As Kagan wrote in her dissent, "the Town of Greece should lose this case" because "the invocations given -- directly to those citizens -- were predominantly sectarian in content." The dissent went on to explain that the prayers before the town meetings in Greece went beyond what the majority opinion called "a benign acknowledgment of religion's role in society." In the dissent's view, it was not the prayer per se that crossed the constitutional line, but the fact that the prayers "repeatedly invoked a single religion's beliefs." Prayers included a discussion of "the saving sacrifice of Jesus Christ on the cross" and "the plan of redemption that is fulfilled in Jesus Christ."

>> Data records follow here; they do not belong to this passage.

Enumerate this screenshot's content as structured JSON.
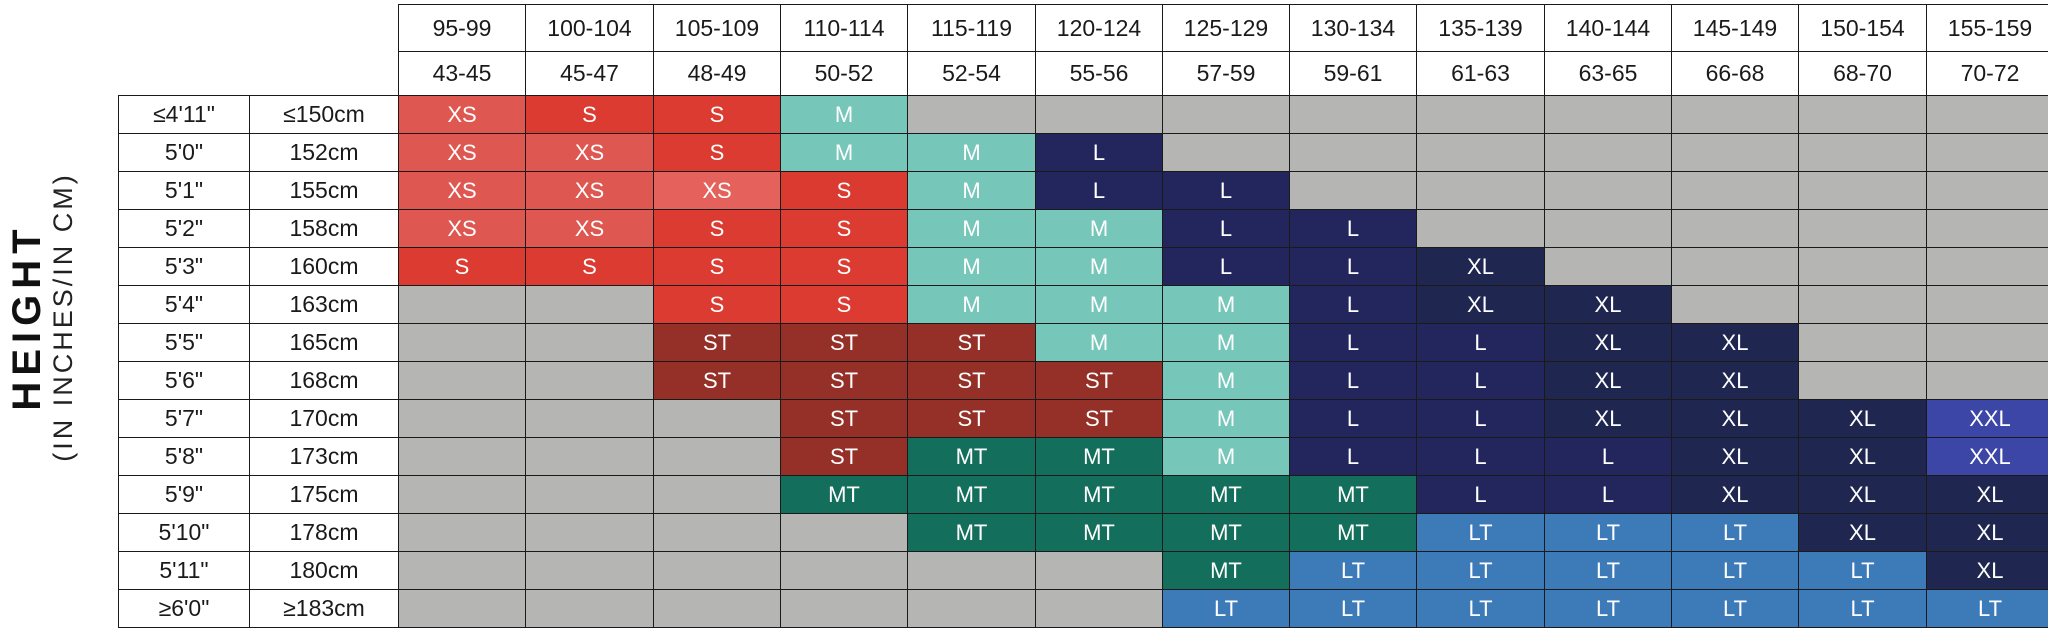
{
  "axis_title": {
    "main": "HEIGHT",
    "sub": "(IN INCHES/IN CM)"
  },
  "chart_data": {
    "type": "table",
    "columns_lbs": [
      "95-99",
      "100-104",
      "105-109",
      "110-114",
      "115-119",
      "120-124",
      "125-129",
      "130-134",
      "135-139",
      "140-144",
      "145-149",
      "150-154",
      "155-159"
    ],
    "columns_kg": [
      "43-45",
      "45-47",
      "48-49",
      "50-52",
      "52-54",
      "55-56",
      "57-59",
      "59-61",
      "61-63",
      "63-65",
      "66-68",
      "68-70",
      "70-72"
    ],
    "rows_in": [
      "≤4'11\"",
      "5'0\"",
      "5'1\"",
      "5'2\"",
      "5'3\"",
      "5'4\"",
      "5'5\"",
      "5'6\"",
      "5'7\"",
      "5'8\"",
      "5'9\"",
      "5'10\"",
      "5'11\"",
      "≥6'0\""
    ],
    "rows_cm": [
      "≤150cm",
      "152cm",
      "155cm",
      "158cm",
      "160cm",
      "163cm",
      "165cm",
      "168cm",
      "170cm",
      "173cm",
      "175cm",
      "178cm",
      "180cm",
      "≥183cm"
    ],
    "sizes": [
      [
        "XS",
        "S",
        "S",
        "M",
        "",
        "",
        "",
        "",
        "",
        "",
        "",
        "",
        ""
      ],
      [
        "XS",
        "XS",
        "S",
        "M",
        "M",
        "L",
        "",
        "",
        "",
        "",
        "",
        "",
        ""
      ],
      [
        "XS",
        "XS",
        "XS",
        "S",
        "M",
        "L",
        "L",
        "",
        "",
        "",
        "",
        "",
        ""
      ],
      [
        "XS",
        "XS",
        "S",
        "S",
        "M",
        "M",
        "L",
        "L",
        "",
        "",
        "",
        "",
        ""
      ],
      [
        "S",
        "S",
        "S",
        "S",
        "M",
        "M",
        "L",
        "L",
        "XL",
        "",
        "",
        "",
        ""
      ],
      [
        "",
        "",
        "S",
        "S",
        "M",
        "M",
        "M",
        "L",
        "XL",
        "XL",
        "",
        "",
        ""
      ],
      [
        "",
        "",
        "ST",
        "ST",
        "ST",
        "M",
        "M",
        "L",
        "L",
        "XL",
        "XL",
        "",
        ""
      ],
      [
        "",
        "",
        "ST",
        "ST",
        "ST",
        "ST",
        "M",
        "L",
        "L",
        "XL",
        "XL",
        "",
        ""
      ],
      [
        "",
        "",
        "",
        "ST",
        "ST",
        "ST",
        "M",
        "L",
        "L",
        "XL",
        "XL",
        "XL",
        "XXL"
      ],
      [
        "",
        "",
        "",
        "ST",
        "MT",
        "MT",
        "M",
        "L",
        "L",
        "L",
        "XL",
        "XL",
        "XXL"
      ],
      [
        "",
        "",
        "",
        "MT",
        "MT",
        "MT",
        "MT",
        "MT",
        "L",
        "L",
        "XL",
        "XL",
        "XL"
      ],
      [
        "",
        "",
        "",
        "",
        "MT",
        "MT",
        "MT",
        "MT",
        "LT",
        "LT",
        "LT",
        "XL",
        "XL"
      ],
      [
        "",
        "",
        "",
        "",
        "",
        "",
        "MT",
        "LT",
        "LT",
        "LT",
        "LT",
        "LT",
        "XL"
      ],
      [
        "",
        "",
        "",
        "",
        "",
        "",
        "LT",
        "LT",
        "LT",
        "LT",
        "LT",
        "LT",
        "LT"
      ]
    ],
    "colors": {
      "XS": "#de5750",
      "S": "#db3b30",
      "M": "#76c6b9",
      "L": "#23255d",
      "XL": "#1f2650",
      "XXL": "#3b46a6",
      "ST": "#943028",
      "MT": "#136f5b",
      "LT": "#3d7ab8",
      "empty": "#b5b5b3"
    },
    "color_overrides": [
      {
        "row": 2,
        "col": 2,
        "color": "#e4625b"
      },
      {
        "row": 2,
        "col": 3,
        "color": "#da3a2f"
      },
      {
        "row": 0,
        "col": 1,
        "color": "#db3b30"
      },
      {
        "row": 4,
        "col": 0,
        "color": "#db3b30"
      }
    ]
  }
}
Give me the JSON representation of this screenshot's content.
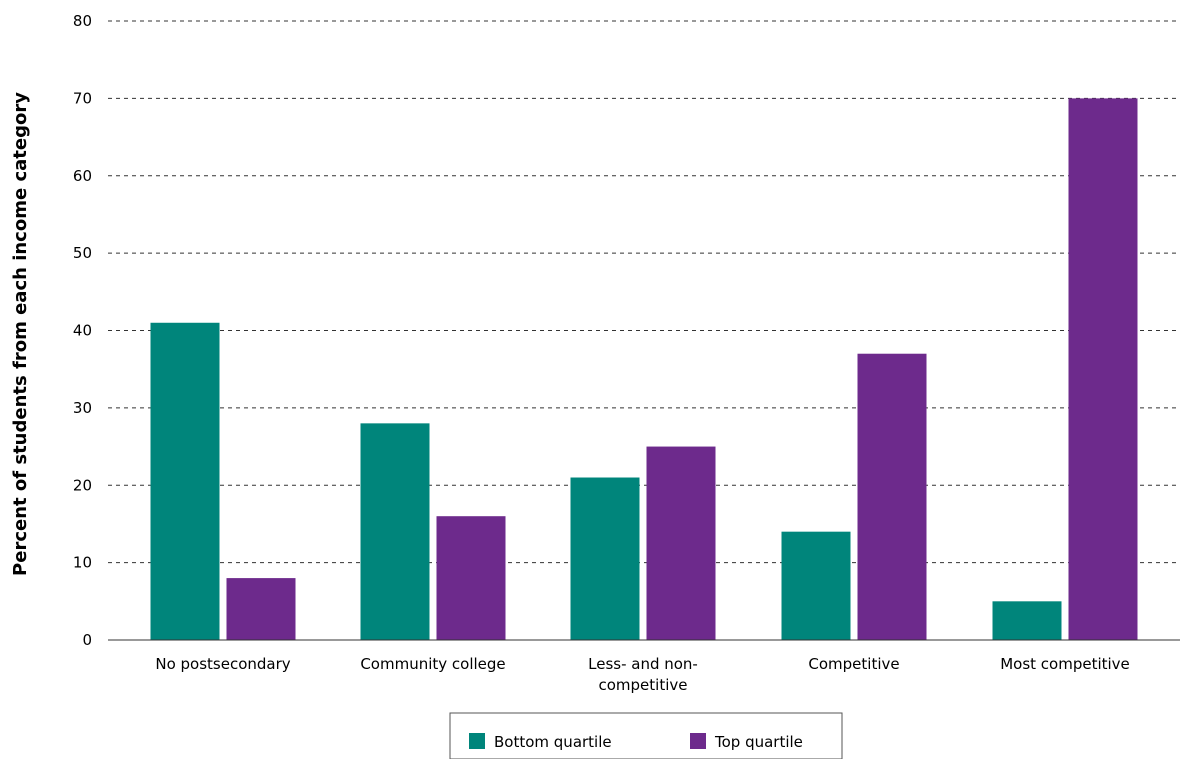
{
  "chart_data": {
    "type": "bar",
    "title": "",
    "xlabel": "",
    "ylabel": "Percent of students from each income category",
    "ylim": [
      0,
      80
    ],
    "yticks": [
      "0",
      "10",
      "20",
      "30",
      "40",
      "50",
      "60",
      "70",
      "80"
    ],
    "grid": "horizontal dashed",
    "categories": [
      [
        "No postsecondary"
      ],
      [
        "Community college"
      ],
      [
        "Less- and non-",
        "competitive"
      ],
      [
        "Competitive"
      ],
      [
        "Most competitive"
      ]
    ],
    "series": [
      {
        "name": "Bottom quartile",
        "color": "#00857b",
        "values": [
          41,
          28,
          21,
          14,
          5
        ]
      },
      {
        "name": "Top quartile",
        "color": "#6d2a8c",
        "values": [
          8,
          16,
          25,
          37,
          70
        ]
      }
    ],
    "legend_position": "bottom-center"
  }
}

But the facts didn't seem to matter to the WSJ editorial board, which argued that Kagan's dissent was tantamount to "limit[ing] God in the public square."
From the May 5 editorial:
The High Court had upheld legislative prayer as recently as 1983 in Marsh v. Chambers, so this case was really about whether the Justices were going to restrict that precedent and further limit God in the public square. That's precisely what the four liberal Justices would have done, led by Elena Kagan, who argued in her dissent that even allowing a rabbi or cleric to make a sectarian reference is divisive and constitutes a state endorsement of that religion. Joined by the three other liberals, she said any prayer must be generic and entirely nonsectarian.
The town of Greece used mostly Christian prayers because its citizens are predominantly Christian. Yet when rabbis and clerics of other faiths asked to give the prayer, they were welcome. Even a Wiccan priestess was allowed to issue what we suppose was an anti-prayer. Council members and visitors were under no obligation to pray along and there was no evidence of punishment or even disapproval for anyone who didn't.
While the decision is welcome, the close vote shows that public prayer hangs by a single vote at the High Court. The liberal Justices were more than happy to modify a precedent to further restrict even the most passing public reference to a sectarian God. Religion is in no danger of imposing itself on Americans, but a dominant secular legal culture is still working hard to push religion to the sidelines of American public life.
The WSJ's characterization of Kagan's dissent in Town of Greece missed her point entirely.